Nas formações económico-sociais seguintes a exploração do trabalho de uns por outros gerou o antagonismo classicista, marcado, em primeiro lugar, pelo regime esclavagista; pelo regime feudal onde os senhores exploravam o trabalho dos servos; e, finalmente, no regime capitalista onde o patrão explora o operário. A ilusão do socialismo viria apenas adiar essa marca tão idiossincraticamente humana que é a de tirar sistematicamente partido dos mais frágeis. E isto para dar de barato que alguma vez o socialismo terá resultado... 

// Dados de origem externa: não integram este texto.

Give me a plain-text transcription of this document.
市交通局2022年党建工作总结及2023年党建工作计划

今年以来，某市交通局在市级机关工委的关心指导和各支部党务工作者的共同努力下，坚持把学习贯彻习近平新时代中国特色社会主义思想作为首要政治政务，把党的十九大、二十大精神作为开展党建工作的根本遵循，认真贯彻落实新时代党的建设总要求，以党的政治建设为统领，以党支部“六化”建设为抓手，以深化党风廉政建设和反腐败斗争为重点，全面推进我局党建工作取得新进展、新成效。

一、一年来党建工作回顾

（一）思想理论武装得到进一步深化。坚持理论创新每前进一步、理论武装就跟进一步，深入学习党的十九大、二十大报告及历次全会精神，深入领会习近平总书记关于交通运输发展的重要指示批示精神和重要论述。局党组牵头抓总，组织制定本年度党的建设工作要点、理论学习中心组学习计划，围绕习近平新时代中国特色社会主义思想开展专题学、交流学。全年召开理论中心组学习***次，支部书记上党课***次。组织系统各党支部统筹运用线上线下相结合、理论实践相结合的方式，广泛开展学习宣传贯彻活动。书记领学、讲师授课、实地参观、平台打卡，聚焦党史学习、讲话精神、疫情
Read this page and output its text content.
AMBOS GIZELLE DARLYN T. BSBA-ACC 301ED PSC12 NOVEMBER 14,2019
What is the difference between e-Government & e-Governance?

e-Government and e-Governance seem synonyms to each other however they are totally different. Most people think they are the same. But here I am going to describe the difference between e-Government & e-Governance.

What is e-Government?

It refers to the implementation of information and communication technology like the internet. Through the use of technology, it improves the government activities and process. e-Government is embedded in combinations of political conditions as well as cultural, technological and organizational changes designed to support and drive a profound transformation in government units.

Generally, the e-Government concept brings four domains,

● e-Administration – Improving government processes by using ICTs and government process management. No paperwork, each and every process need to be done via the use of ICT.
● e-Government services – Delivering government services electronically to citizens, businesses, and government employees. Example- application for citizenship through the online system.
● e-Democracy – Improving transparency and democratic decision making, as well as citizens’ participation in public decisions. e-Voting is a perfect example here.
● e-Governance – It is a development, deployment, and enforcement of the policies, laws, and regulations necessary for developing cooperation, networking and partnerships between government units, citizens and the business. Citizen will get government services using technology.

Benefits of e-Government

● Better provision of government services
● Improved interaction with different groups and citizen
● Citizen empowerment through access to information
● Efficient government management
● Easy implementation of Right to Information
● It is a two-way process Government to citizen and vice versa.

O Estado terá surgido na altura do aparecimento da escravatura. Segundo Lenine, o Estado é uma máquina que permite a uma classe oprimir outra, mantendo a sujeição de todas as classes que dependem da dominante. Hengels disse que o Estado é um produto da própria sociedade, que surge em determinada fase do seu processo evolutivo. No entanto, e de acordo com as doutrinas teocráticas, o Estado teve a sua concessão através do direito divino sobrenatural.

Esta teoria lembrava que o poder do Rei era-lhe outorgado por Deus. Por isso, o Rei nunca deveria contrariar a vontade de Deus, sob pena de ser objecto de castigo divino. Nesta medida, o Rei procurava cumprir, não exorbitando os seus poderes.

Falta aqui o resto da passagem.